Titanium is an expensive metal, and it’s difficult to machine. Or is it?
While many would agree with the first part of that sentence, David Kvasnicka says the second part isn’t necessarily true. He is a Chicago-area regional manager for abrasive waterjet machine tool maker Omax, serving manufacturers who are machining titanium for various markets—making small medical components or large aerospace structures, among other parts. In the context of abrasive waterjet, he says titanium is not a difficult metal. It is seen as a soft material that is relatively easy to cut.
That fact has implications for almost any manufacturer that machines titanium components on a CNC machining center. In this metal, the most efficient machining process might not be one in which one machining center alone does all the work—as streamlined and simple as that processing strategy might seem. Instead, for parts of the right thickness, abrasive waterjet can be more efficient than milling at cutting away the rough stock. It can be so much more efficient than milling that it often makes sense to add waterjet machining to the process, allowing waterjet to cut the part to near net shape before delivering the part to the machining center solely for the finishing operations.
The benefits go beyond productivity, Mr. Kvasnicka says. A secondary benefit relates to scrap value. The solid skeleton of material left behind after waterjet is significantly more valuable than the same material reduced to the form of chips. Again, titanium is expensive, making it all the more important to recapture more of that expense by keeping the material intact.
Though abrasive waterjet cutting is frequently associated with sheet metal, Mr. Kvasnicka says routine applications cut billet stock up to 4 inches thick. Non-routine applications succeed at cutting stock around 12 inches thick.
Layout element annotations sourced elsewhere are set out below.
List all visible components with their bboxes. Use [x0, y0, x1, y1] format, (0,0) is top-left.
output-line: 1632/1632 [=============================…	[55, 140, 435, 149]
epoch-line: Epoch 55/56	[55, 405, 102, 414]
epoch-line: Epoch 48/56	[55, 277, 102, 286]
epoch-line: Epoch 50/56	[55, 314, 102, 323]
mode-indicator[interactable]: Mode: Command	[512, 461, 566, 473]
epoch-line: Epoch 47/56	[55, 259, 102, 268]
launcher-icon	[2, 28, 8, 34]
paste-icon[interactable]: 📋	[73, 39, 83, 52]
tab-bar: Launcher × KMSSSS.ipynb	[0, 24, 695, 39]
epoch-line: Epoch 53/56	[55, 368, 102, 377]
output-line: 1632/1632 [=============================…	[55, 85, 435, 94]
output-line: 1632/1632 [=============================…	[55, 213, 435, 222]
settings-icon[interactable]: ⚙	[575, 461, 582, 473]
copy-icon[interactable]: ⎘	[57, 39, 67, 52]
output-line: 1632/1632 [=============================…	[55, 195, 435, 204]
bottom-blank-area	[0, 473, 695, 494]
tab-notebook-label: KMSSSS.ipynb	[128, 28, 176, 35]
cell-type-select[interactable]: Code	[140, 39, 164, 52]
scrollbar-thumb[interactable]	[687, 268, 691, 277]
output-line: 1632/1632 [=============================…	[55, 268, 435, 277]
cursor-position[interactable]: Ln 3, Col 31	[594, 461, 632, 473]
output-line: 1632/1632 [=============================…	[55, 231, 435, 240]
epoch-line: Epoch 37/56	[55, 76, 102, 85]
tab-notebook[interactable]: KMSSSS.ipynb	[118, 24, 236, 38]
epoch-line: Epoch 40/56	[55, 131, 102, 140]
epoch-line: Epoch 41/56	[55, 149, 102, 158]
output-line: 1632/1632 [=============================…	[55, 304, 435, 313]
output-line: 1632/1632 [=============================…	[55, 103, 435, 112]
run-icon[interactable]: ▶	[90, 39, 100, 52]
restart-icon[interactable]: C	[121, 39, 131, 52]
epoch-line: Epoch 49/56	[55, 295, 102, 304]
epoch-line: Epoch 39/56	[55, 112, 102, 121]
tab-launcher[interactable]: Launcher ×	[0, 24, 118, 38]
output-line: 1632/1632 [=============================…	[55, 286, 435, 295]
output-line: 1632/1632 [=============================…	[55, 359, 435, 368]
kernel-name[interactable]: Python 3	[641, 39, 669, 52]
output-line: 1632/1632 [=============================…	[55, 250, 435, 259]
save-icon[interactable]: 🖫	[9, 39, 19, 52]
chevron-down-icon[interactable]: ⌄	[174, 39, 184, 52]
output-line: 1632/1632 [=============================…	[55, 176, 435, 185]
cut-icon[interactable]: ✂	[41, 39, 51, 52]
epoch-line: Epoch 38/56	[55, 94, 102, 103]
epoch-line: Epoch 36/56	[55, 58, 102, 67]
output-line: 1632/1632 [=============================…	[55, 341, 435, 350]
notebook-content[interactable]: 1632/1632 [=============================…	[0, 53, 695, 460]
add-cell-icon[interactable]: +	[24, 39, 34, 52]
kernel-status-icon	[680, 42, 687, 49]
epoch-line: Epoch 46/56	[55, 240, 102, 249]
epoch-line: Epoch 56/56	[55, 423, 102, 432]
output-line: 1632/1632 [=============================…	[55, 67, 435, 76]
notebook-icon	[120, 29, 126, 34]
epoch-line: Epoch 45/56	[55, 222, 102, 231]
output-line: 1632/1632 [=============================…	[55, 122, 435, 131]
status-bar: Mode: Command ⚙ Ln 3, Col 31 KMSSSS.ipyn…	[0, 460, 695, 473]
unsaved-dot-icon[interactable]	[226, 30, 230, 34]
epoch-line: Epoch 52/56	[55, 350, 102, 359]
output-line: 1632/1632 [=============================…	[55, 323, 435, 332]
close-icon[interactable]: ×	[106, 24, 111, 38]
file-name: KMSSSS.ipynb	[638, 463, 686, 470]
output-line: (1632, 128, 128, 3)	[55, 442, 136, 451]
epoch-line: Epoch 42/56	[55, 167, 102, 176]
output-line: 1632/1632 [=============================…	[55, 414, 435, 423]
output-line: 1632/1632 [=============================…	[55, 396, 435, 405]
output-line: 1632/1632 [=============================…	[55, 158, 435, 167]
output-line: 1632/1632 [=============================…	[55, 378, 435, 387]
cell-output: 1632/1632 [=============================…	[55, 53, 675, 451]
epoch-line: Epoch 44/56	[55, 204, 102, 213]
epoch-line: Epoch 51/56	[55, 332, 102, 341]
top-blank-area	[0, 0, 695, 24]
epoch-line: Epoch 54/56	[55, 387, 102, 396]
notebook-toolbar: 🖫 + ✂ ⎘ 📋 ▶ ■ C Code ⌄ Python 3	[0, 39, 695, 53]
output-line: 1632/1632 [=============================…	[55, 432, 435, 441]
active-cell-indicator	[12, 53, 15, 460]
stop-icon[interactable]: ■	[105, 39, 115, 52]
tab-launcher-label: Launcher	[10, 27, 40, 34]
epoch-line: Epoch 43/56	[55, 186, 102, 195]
In titanium, waterjet does what laser cutting cannot. Because of titanium’s heat absorption, cutting it with a laser leaves a heat-affected zone. By contrast, waterjet is a cold-cutting process that does not structurally modify the material.
Precision also is tighter than what many who have not been exposed to modern waterjet cutting technology would expect, he says. Thanks in large part to control features that compensate for kerf and other known waterjet error sources, it is now common to hold accuracies of 0.001 inch in waterjet machining. The surface finish does not match what some other machining methods can achieve, but in the case of non-critical aircraft parts that need only precision and not finish, parts are often delivered into assembly directly after the waterjet cutting.
Two for One
The fact that waterjet does not reduce the stock to chips might be the most meaningful advantage of this type of cutting. In expensive metals, that advantage can have a significant impact even if the leftover stock is never sold for scrap. Nesting is the reason, Mr. Kvasnicka says. Adjacent pieces in waterjet cutting can nest together with only 1/16 inch of stock between them. Makers of titanium structural members for aircraft are often accustomed to seeing more than half of the material removed from the workpiece as chips. How might the process change if that stock could remain solid?
He says nesting has led to dramatic productivity improvements in some applications. In the case of one aerospace manufacturer, replacing rough milling with waterjet let the shop nest two pieces into a block of titanium that used to deliver only one piece. Thus, thanks to the freedom to nest parts very close, it might be possible to turn previously leftover material not into quality scrap, but into something even better: quality parts.